A relationship psychologist explains why marriage seems harder now than ever before情感心理学家解释当代婚姻缘何比过去更艰难
We have arrived at a moment in history where the best marriages are better than the best marriages of earlier eras, while at the same time, the average marriages are getting a little bit worse. Historians divide marriage in America into three different eras. There's sort of, from the Colonial Era until about 1850, when we industrialized, the second era is from about 1850 to 1965 or so, and then we are currently in this third era.
我们已经进入到了这样一个历史时期,那就是我们所处的这个年代中最棒的婚姻要比历史上任何早期的婚姻都要好,但与此同时,当下婚姻的中体状况却不如从前。历史学家们将美国的婚姻状况分为三个不同的发展时期。第一个时期是1850年以前的殖民地时期,之后我们实现了工业化,第二个时期便是自1850年至1965年,在那之后便是第三个时期,也就是我们所处的这个时期。
And the first era was really about helping people achieve their basic, physiological, survival sorts of needs, things like food production, clothing, shelter. People preferred to love their spouse, of course, but it wasn't the reason that you married and certainly, if you didn't love your spouse, that wasn't a reason to get divorced. The institution was too sacred, was too important. And so spouses were workmates, rather than soul mates.
在第一个时期里,婚姻确实是用来帮助人们实现基本的生活、生理、生存需求的一件事,例如衣食住行。那个时候人们倾向于把爱施加给配偶,但并不意味着你爱一个人就一定要和对方结婚,同样地,如果你不爱你的配偶了,也并不意味着要离婚。那个时候的制度是神圣的,也是无比重要的。因此夫齐双方更像是一对工作上的搭档而不是灵魂上的伴侣。
And then if you fast-forward, in the second era, people increasingly want to marry for personal fulfillment and in particular, they want to marry for love. And for the first time ever, people start to say things like, "I'm not going to marry that person because I don't love him or her." That was a new idea.
然后,进入第二个时期,人们开始为了实现自我而去结婚,特别是人们开始想要为了爱情而结婚。并且这段时期也是人们第一次说出那句“我不想和那个我不爱的人结婚”,这是个新的观点。
And then as we fast-forward to this third era from 1965 to the present, we see that, these days, we are looking not only for love, and connection through the marriage, and sexual fulfillment, of course. But also for these more tricky, complicated sorts of need fulfillment. Needs like self-actualization, personal growth, and a sense of vitality. And so these days, for the first time, if you can find yourself in a situation where you'd say, "Look, he's a loving man and a good father but I'm not going to live the next 30 years feeling stagnant, feeling like I can't really grow."

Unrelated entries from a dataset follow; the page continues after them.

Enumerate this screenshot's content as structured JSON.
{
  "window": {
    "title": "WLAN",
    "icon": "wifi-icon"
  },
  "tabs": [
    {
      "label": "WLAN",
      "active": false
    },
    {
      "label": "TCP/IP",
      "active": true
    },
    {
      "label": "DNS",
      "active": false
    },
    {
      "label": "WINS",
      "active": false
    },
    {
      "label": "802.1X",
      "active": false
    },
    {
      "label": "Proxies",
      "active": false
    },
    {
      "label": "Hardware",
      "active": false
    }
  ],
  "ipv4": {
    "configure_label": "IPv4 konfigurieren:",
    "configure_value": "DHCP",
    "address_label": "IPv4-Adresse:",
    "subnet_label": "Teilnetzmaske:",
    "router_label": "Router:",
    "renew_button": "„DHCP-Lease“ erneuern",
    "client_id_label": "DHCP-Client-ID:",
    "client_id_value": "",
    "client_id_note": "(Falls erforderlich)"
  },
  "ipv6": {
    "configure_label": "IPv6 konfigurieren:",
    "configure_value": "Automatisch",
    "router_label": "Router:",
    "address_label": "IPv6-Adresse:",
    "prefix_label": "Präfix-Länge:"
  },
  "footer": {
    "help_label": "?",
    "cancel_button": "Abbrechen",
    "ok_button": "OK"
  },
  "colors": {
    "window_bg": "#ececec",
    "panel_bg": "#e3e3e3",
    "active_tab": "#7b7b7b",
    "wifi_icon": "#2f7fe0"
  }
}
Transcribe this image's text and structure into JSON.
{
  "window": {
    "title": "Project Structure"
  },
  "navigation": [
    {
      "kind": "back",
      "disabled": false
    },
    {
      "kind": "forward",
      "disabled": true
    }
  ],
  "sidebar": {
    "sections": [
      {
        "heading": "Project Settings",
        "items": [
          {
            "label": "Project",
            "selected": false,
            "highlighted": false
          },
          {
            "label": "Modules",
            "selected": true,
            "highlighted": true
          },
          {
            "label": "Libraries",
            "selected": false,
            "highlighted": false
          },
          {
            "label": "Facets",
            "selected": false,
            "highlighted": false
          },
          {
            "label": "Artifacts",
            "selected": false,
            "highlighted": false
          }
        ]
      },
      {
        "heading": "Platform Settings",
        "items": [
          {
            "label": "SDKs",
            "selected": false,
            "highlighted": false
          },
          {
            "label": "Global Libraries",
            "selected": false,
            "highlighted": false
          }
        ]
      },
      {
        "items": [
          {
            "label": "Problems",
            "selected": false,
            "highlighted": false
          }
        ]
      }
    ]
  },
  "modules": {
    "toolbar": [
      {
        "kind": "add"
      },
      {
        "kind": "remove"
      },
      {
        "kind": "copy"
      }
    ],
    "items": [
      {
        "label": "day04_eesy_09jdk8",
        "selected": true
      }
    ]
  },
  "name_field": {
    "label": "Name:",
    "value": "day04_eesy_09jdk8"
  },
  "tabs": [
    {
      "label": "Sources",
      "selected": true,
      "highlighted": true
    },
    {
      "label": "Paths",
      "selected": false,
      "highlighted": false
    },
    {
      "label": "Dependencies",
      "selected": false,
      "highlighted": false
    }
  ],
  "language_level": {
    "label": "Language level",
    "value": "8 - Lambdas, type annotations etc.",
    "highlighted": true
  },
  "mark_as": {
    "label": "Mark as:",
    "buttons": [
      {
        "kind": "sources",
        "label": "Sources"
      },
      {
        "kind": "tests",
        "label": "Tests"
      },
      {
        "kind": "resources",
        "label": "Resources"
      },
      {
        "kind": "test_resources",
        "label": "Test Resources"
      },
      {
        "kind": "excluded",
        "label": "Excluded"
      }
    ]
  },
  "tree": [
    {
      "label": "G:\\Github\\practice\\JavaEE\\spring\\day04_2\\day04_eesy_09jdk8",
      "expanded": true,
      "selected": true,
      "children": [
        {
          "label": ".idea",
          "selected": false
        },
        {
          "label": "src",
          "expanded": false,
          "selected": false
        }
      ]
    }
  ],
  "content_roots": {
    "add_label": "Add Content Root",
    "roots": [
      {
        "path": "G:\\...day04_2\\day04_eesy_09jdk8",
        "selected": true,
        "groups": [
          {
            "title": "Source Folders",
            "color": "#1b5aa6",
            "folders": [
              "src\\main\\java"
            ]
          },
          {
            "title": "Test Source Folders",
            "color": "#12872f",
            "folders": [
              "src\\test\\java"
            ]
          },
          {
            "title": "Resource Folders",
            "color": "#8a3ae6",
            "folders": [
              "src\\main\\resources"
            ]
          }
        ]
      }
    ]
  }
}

接着我们进入到第三个时期,也就是自1965年至今,我们可以看到,这段时间里我们不光在追求爱情和婚姻中存在的一些关联性事务。同时还有一些更加微妙而复杂的,即需求上的满足感。例如自我实现的需求,追求个人成长以及激情感的需求。在这段时间里,也是我们第一次在某种情况下说出这样的话“看,他是个充满爱心的男人和好父亲,但我不想在接下来的三十年里停滞在这个状态上,那样感觉我无法真正的成长。”
Our expectations for what we want the marriage to provide us have gotten higher in a lot of ways, more sophisticated in a number of other ways, more emotional, more psychological, and because of this additional complexity, more of our marriages are falling short, leaving us disappointed.
我们对婚姻所能够给予的期待以很多种方式在上升,使得婚姻的其他方面更加复杂,人们期待婚姻更加感性,更加知性,并且由于这些额外增加的复杂性,我们当中有更多人的婚姻变得更加短暂,留给我们的却是失望。